Dazu Prof. Kostev: „Die Früherkennung und Behandlung von Hörverlust könnte zusätzlich zu anderen präventiven Maßnahmen möglicherweise den Ausbruch von Demenzkrankheiten bei einem Teil der älteren Personen verzögern und die Behandlung der Patienten verbessern helfen. Sie sollte daher einen Schwerpunkt für Anbieter von Gesundheitsdienstleistungen und Pflegemanagementmodellen bilden. Es ist jedoch weitere Forschung erforderlich, um die Wirksamkeit und Kosteneffizienz solcher Hörgeräte bei Patienten, bei denen kognitive Beeinträchtigungen von Demenz und Hörverlust koexistieren, zu bewerten.“

[1] Quelle: Statista, 2020

[2] Michalowsky B., Kaczynski A., Hoffmann W., 2019: The economic and social burden of dementia diseases in Germany-A meta analysis. Bundesgesundheitsblatt Gesundheitsforschung Gesundheitsschutz 62, 981-992. 10.1007/s00103-019-02985-z [PubMed]

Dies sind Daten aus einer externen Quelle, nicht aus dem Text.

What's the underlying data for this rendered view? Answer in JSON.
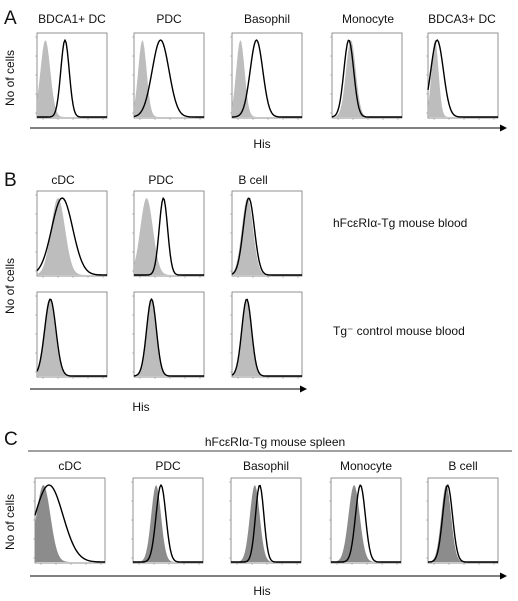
{
  "figure": {
    "panel_a": {
      "letter": "A",
      "populations": [
        "BDCA1+ DC",
        "PDC",
        "Basophil",
        "Monocyte",
        "BDCA3+ DC"
      ],
      "y_label": "No of cells",
      "x_label": "His"
    },
    "panel_b": {
      "letter": "B",
      "populations": [
        "cDC",
        "PDC",
        "B cell"
      ],
      "y_label": "No of cells",
      "x_label": "His",
      "row_labels": [
        "hFcεRIα-Tg mouse blood",
        "Tg⁻ control mouse blood"
      ]
    },
    "panel_c": {
      "letter": "C",
      "group_title": "hFcεRIα-Tg mouse spleen",
      "populations": [
        "cDC",
        "PDC",
        "Basophil",
        "Monocyte",
        "B cell"
      ],
      "y_label": "No of cells",
      "x_label": "His"
    }
  },
  "colors": {
    "isotype_fill_light": "#bdbdbd",
    "isotype_fill_dark": "#8c8c8c",
    "stain_line": "#000000"
  },
  "chart_data": [
    {
      "type": "area",
      "panel": "A",
      "x_scale": "log",
      "y_label": "No of cells",
      "x_label": "His",
      "histograms": [
        {
          "population": "BDCA1+ DC",
          "isotype_peak": 0.12,
          "stain_peak": 0.4,
          "stain_width": 0.06,
          "isotype_width": 0.07
        },
        {
          "population": "PDC",
          "isotype_peak": 0.12,
          "stain_peak": 0.38,
          "stain_width": 0.12,
          "isotype_width": 0.06
        },
        {
          "population": "Basophil",
          "isotype_peak": 0.12,
          "stain_peak": 0.35,
          "stain_width": 0.09,
          "isotype_width": 0.06
        },
        {
          "population": "Monocyte",
          "isotype_peak": 0.27,
          "stain_peak": 0.24,
          "stain_width": 0.07,
          "isotype_width": 0.07
        },
        {
          "population": "BDCA3+ DC",
          "isotype_peak": 0.1,
          "stain_peak": 0.13,
          "stain_width": 0.09,
          "isotype_width": 0.05
        }
      ]
    },
    {
      "type": "area",
      "panel": "B",
      "x_scale": "log",
      "histograms": [
        {
          "row": "hFcεRIα-Tg mouse blood",
          "population": "cDC",
          "isotype_peak": 0.3,
          "stain_peak": 0.36,
          "stain_width": 0.15,
          "isotype_width": 0.1
        },
        {
          "row": "hFcεRIα-Tg mouse blood",
          "population": "PDC",
          "isotype_peak": 0.18,
          "stain_peak": 0.42,
          "stain_width": 0.06,
          "isotype_width": 0.09
        },
        {
          "row": "hFcεRIα-Tg mouse blood",
          "population": "B cell",
          "isotype_peak": 0.22,
          "stain_peak": 0.24,
          "stain_width": 0.08,
          "isotype_width": 0.08
        },
        {
          "row": "Tg⁻ control mouse blood",
          "population": "cDC",
          "isotype_peak": 0.18,
          "stain_peak": 0.19,
          "stain_width": 0.08,
          "isotype_width": 0.08
        },
        {
          "row": "Tg⁻ control mouse blood",
          "population": "PDC",
          "isotype_peak": 0.25,
          "stain_peak": 0.25,
          "stain_width": 0.07,
          "isotype_width": 0.07
        },
        {
          "row": "Tg⁻ control mouse blood",
          "population": "B cell",
          "isotype_peak": 0.21,
          "stain_peak": 0.21,
          "stain_width": 0.07,
          "isotype_width": 0.07
        }
      ]
    },
    {
      "type": "area",
      "panel": "C",
      "x_scale": "log",
      "group_title": "hFcεRIα-Tg mouse spleen",
      "histograms": [
        {
          "population": "cDC",
          "isotype_peak": 0.12,
          "stain_peak": 0.2,
          "stain_width": 0.2,
          "isotype_width": 0.1
        },
        {
          "population": "PDC",
          "isotype_peak": 0.33,
          "stain_peak": 0.4,
          "stain_width": 0.07,
          "isotype_width": 0.07
        },
        {
          "population": "Basophil",
          "isotype_peak": 0.34,
          "stain_peak": 0.41,
          "stain_width": 0.06,
          "isotype_width": 0.07
        },
        {
          "population": "Monocyte",
          "isotype_peak": 0.33,
          "stain_peak": 0.42,
          "stain_width": 0.07,
          "isotype_width": 0.08
        },
        {
          "population": "B cell",
          "isotype_peak": 0.26,
          "stain_peak": 0.28,
          "stain_width": 0.07,
          "isotype_width": 0.07
        }
      ]
    }
  ]
}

[3] IMS® Disease Analyzer ist eine Datenbank von IMS Health, die anonymisierte Therapie- und Behandlungsverläufe zeigt. Dadurch lassen sich Krankheits- und Therapieverläufe über viele Jahre darstellen. IMS® Disease Analyzer beruht auf einer repräsentativen Stichprobe von mehr als 2.500 niedergelassenen Ärzten in der Bundesrepublik Deutschland, die mit EDV-Systemen ausgestattet sind.

[4] Einbezogene Demenzdiagnosen nach ICD-10: F01, F03, G30, F06; Hörverluste: H90, H91; Sehbehinderungen: H25-H28, H30-H36, H40-H42, H43-H45, H46-H48, H49-H52, H53, H54

[5] Z.B.: Ausschließliche Einbeziehung von Allgemeinmedizinern/Praktikern/Internisten, bei denen visuelle Einschränkungen weniger dokumentiert sind, Unsicherheit hinsichtlich korrekter Diagnosen (Zuschreibung kognitiver Einschränkungen aufgrund von Hörfehlern) usw.